The Shrike said:
Shhesh. You lot are becoming like plastic Chav fans - but in record time. As you'd expect - I know loads of Chav fans - and many old school fans are honest enough to admit that while they will take success at any price, they would rather that they could have achieved this without financial doping.
And that is the bottom line. You can compare what you are doing now with big clubs having financial clout in the past, but this just doesn't stack up. We are not talking about financial 'clout' in your case. We are talking a bottomless pit of money that can be spent heedlessly; without risk - players can be bought for record sums just to see if they will succeed, and then discarded at will. Comparing this to even the likes of Manure or Liverhoof in their pomp is ridiculous - and deep down most of you know it. And comparing your spending power to Arsenal's - are you serious?
Most fans aren't jealous, or envious of you. I prefer my club's relative lack of financial muscle to hoovering up every mercenary around - and it is great to have more 'big' games and an opportunity to pitch our organic team against your so-called 'dream team'.
And what you defensively characterise as lecturing is no such thing. What outsiders are asking, and rightly so, is whether the ability to spend so big; with a complete absense of any balancing factors, is good for the game. I'm not going to convince you that what you are doing is in a different stratosphere to what the so-called 'big four' (less the Chavs) were doing prior to 2009, but that doesn't mean that asking the question is invalid.
So you will win your titles, and no doubt enjoy looking down on teams that you convince yourselves felt superior to you back in the day (which is wrong - many people used to have you as their 'second' team). But Chelsea's 'dream team' cannot fill a 42K seater stadium consistently, and their experience demonstrates that while your following may be increased by some plastics - respect and admiration are harder to come by.
Anybody with half a brain cell would prefer to do it a different way, but the way football is structured these days it's impossible to do it the so-called "right way" and as such spending large sums of money is the only way of bridging the gap between mid-table and the top 4. The days of doing an Ipswich or a Derby or a Forest are long gone - unless you're bankrolled by a rich owner of course.
It wasn't City that created this situation so why we're getting the blame for "ruining football" is beyond me. The likes of UEFA are to blame for offering ridiculous sums of money to teams that play in the Champions League in an attempt to maintain the cosy status quo of the G14 clubs, while at the same time paying a pittance for those that compete in the Europa League. The imbalance between the two is nothing short of a joke.
Look at almost every big European club and you will find that at some point in their history they've benefitted from an injection of cash from a rich benefactor - I mean, how did Arsenal manage to bribe themselves a top-flight spot in 1919? It wasn't with fresh air was it? I'm not denying that City are doing it on a different scale to what has happened in the past, but ever since the sport became professional someone somewhere has been prepared to raise the bar in terms of spending on transfers and wages.

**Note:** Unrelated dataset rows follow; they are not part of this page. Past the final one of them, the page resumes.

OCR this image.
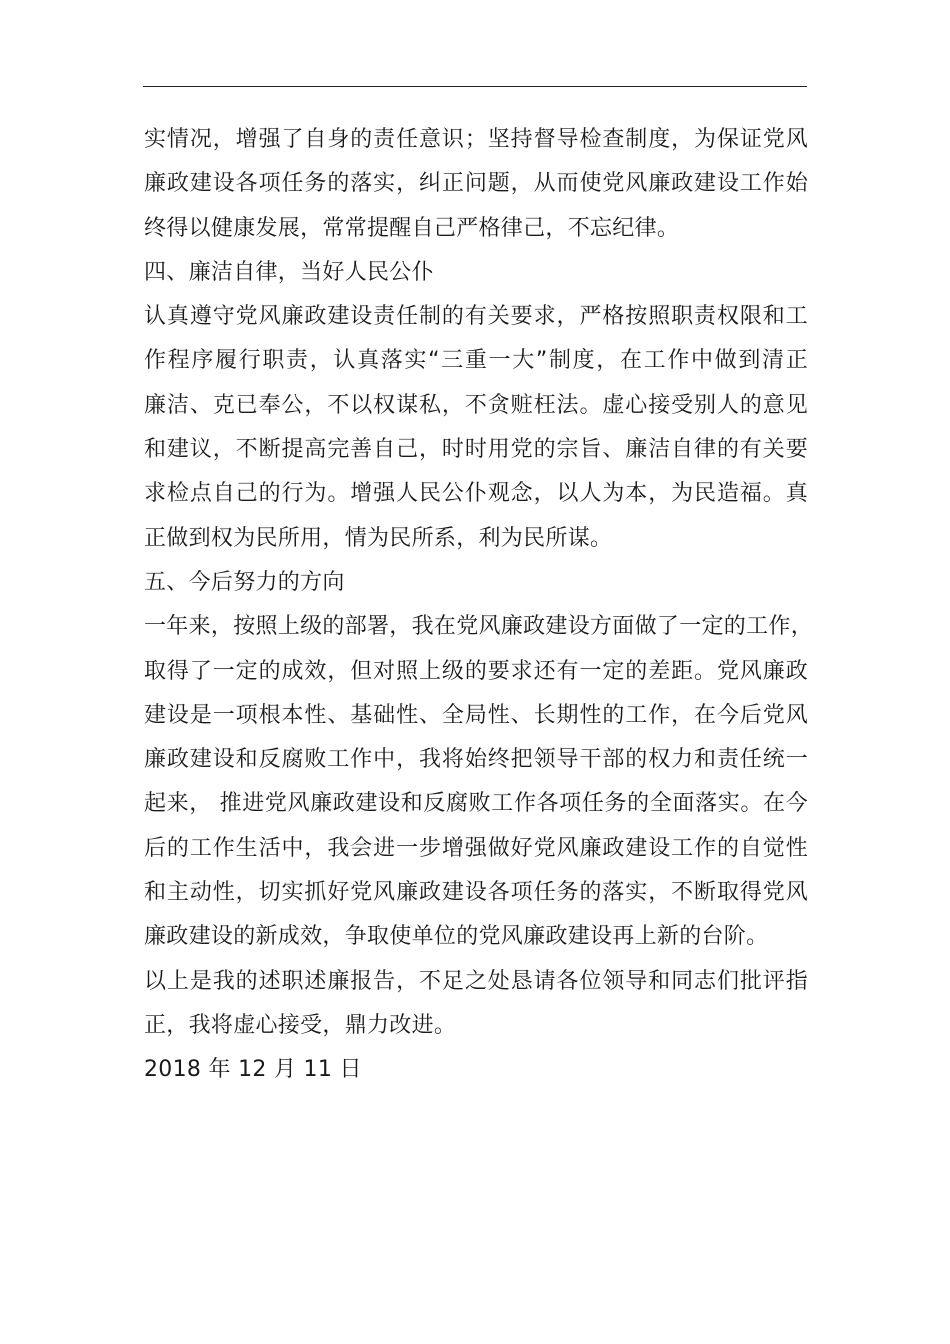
实情况，增强了自身的责任意识；坚持督导检查制度，为保证党风
廉政建设各项任务的落实，纠正问题，从而使党风廉政建设工作始
终得以健康发展，常常提醒自己严格律己，不忘纪律。
四、廉洁自律，当好人民公仆
认真遵守党风廉政建设责任制的有关要求，严格按照职责权限和工
作程序履行职责，认真落实“三重一大”制度，在工作中做到清正
廉洁、克已奉公，不以权谋私，不贪赃枉法。虚心接受别人的意见
和建议，不断提高完善自己，时时用党的宗旨、廉洁自律的有关要
求检点自己的行为。增强人民公仆观念，以人为本，为民造福。真
正做到权为民所用，情为民所系，利为民所谋。
五、今后努力的方向
一年来，按照上级的部署，我在党风廉政建设方面做了一定的工作，
取得了一定的成效，但对照上级的要求还有一定的差距。党风廉政
建设是一项根本性、基础性、全局性、长期性的工作，在今后党风
廉政建设和反腐败工作中，我将始终把领导干部的权力和责任统一
起来， 推进党风廉政建设和反腐败工作各项任务的全面落实。在今
后的工作生活中，我会进一步增强做好党风廉政建设工作的自觉性
和主动性，切实抓好党风廉政建设各项任务的落实，不断取得党风
廉政建设的新成效，争取使单位的党风廉政建设再上新的台阶。
以上是我的述职述廉报告，不足之处恳请各位领导和同志们批评指
正，我将虚心接受，鼎力改进。
2018 年 12 月 11 日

Anyway, if you weren't already aware, the Sheikh has a long-term plan for investment in the club and the city itself - if you think we're going to be spending £100 million-plus every transfer window then you're totally mistaken. In time, the area in and around Eastlands will be completely unrecognisable to what it is now. There will also be thousands of new jobs created in one of the most deprived inner-city areas of the country. Are you going to moan about that as well?

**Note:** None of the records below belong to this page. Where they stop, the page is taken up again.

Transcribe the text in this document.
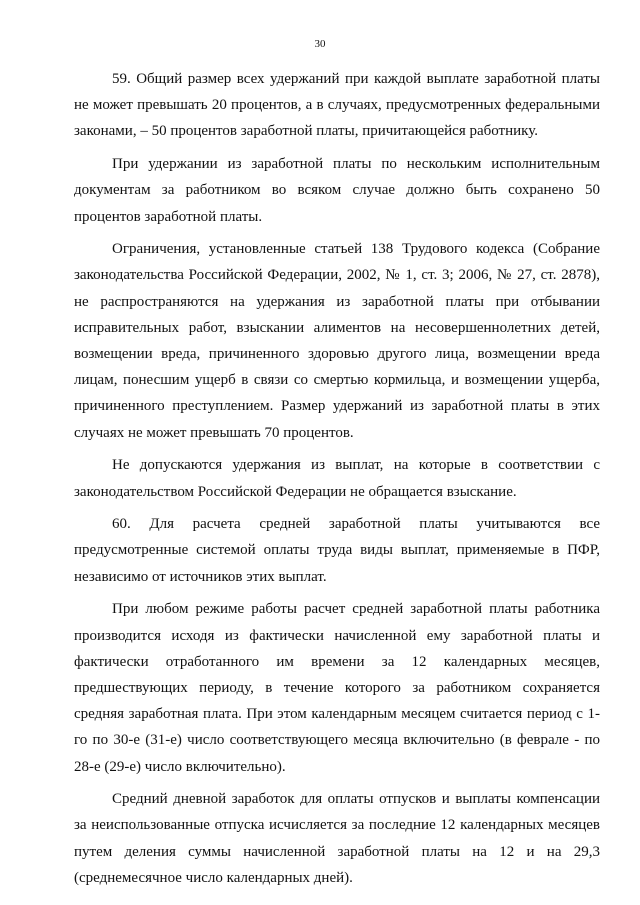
30

59. Общий размер всех удержаний при каждой выплате заработной платы не может превышать 20 процентов, а в случаях, предусмотренных федеральными законами, – 50 процентов заработной платы, причитающейся работнику.

При удержании из заработной платы по нескольким исполнительным документам за работником во всяком случае должно быть сохранено 50 процентов заработной платы.

Ограничения, установленные статьей 138 Трудового кодекса (Собрание законодательства Российской Федерации, 2002, № 1, ст. 3; 2006, № 27, ст. 2878), не распространяются на удержания из заработной платы при отбывании исправительных работ, взыскании алиментов на несовершеннолетних детей, возмещении вреда, причиненного здоровью другого лица, возмещении вреда лицам, понесшим ущерб в связи со смертью кормильца, и возмещении ущерба, причиненного преступлением. Размер удержаний из заработной платы в этих случаях не может превышать 70 процентов.

Не допускаются удержания из выплат, на которые в соответствии с законодательством Российской Федерации не обращается взыскание.

60. Для расчета средней заработной платы учитываются все предусмотренные системой оплаты труда виды выплат, применяемые в ПФР, независимо от источников этих выплат.

При любом режиме работы расчет средней заработной платы работника производится исходя из фактически начисленной ему заработной платы и фактически отработанного им времени за 12 календарных месяцев, предшествующих периоду, в течение которого за работником сохраняется средняя заработная плата. При этом календарным месяцем считается период с 1-го по 30-е (31-е) число соответствующего месяца включительно (в феврале - по 28-е (29-е) число включительно).

Средний дневной заработок для оплаты отпусков и выплаты компенсации за неиспользованные отпуска исчисляется за последние 12 календарных месяцев путем деления суммы начисленной заработной платы на 12 и на 29,3 (среднемесячное число календарных дней).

-- Fri Oct 29, 2010 11:37 am --
Skashion said:
I would buy that other teams don't want to be in our position if not for the Liverpool fans being a good case study. Liverpool fans looking for a new owner, 'oh we don't want to be another City'. Rumours of a takeover backed by Chinese sovereign wealth fund and they were shouting from the rooftops on RAWK. As soon as it became apparent that wasn't happening back to, 'good, we didn't want to become another City'. Same with the rags over Rooney, and many on here in the opposite direction. Football fans are a fickle breed who are prepared to accept almost anything that will help their club be a success, including, strangely, not saying no to free money. I imagine if a prospective Sheikh Mansour took over Arsenal tomorrow promising to bring trophies and slash ticket prices in half, the vast vast majority would become giddy schoolgirls within a matter of seconds. The mere implication that you'd be any different suggests to me that you think you've got more morally upstanding fans than either us or Liverpool. I've seen no evidence of this whatsoever and without that evidence, you just look like a smug superior arrogant twunt.
Exactly. It's easier to complain about this kind of thing when your own club is in a position of relative strength, and that's what Arsenal are at the moment. If however, they hadn't won anything for over 30 years, were on their arse financially and on the brink of administration, their fans would be singing a completely different tune. It reminds me of United in the late 1980's - apart from a few FA Cups, their glory days were well and truly in the past. As soon as stories of Edwards selling the club to Knighton surfaced many of them indulged in a mass circle-jerk because they thought Knighton was their sugar daddy and that he would put far more money into the club than Edwards ever did.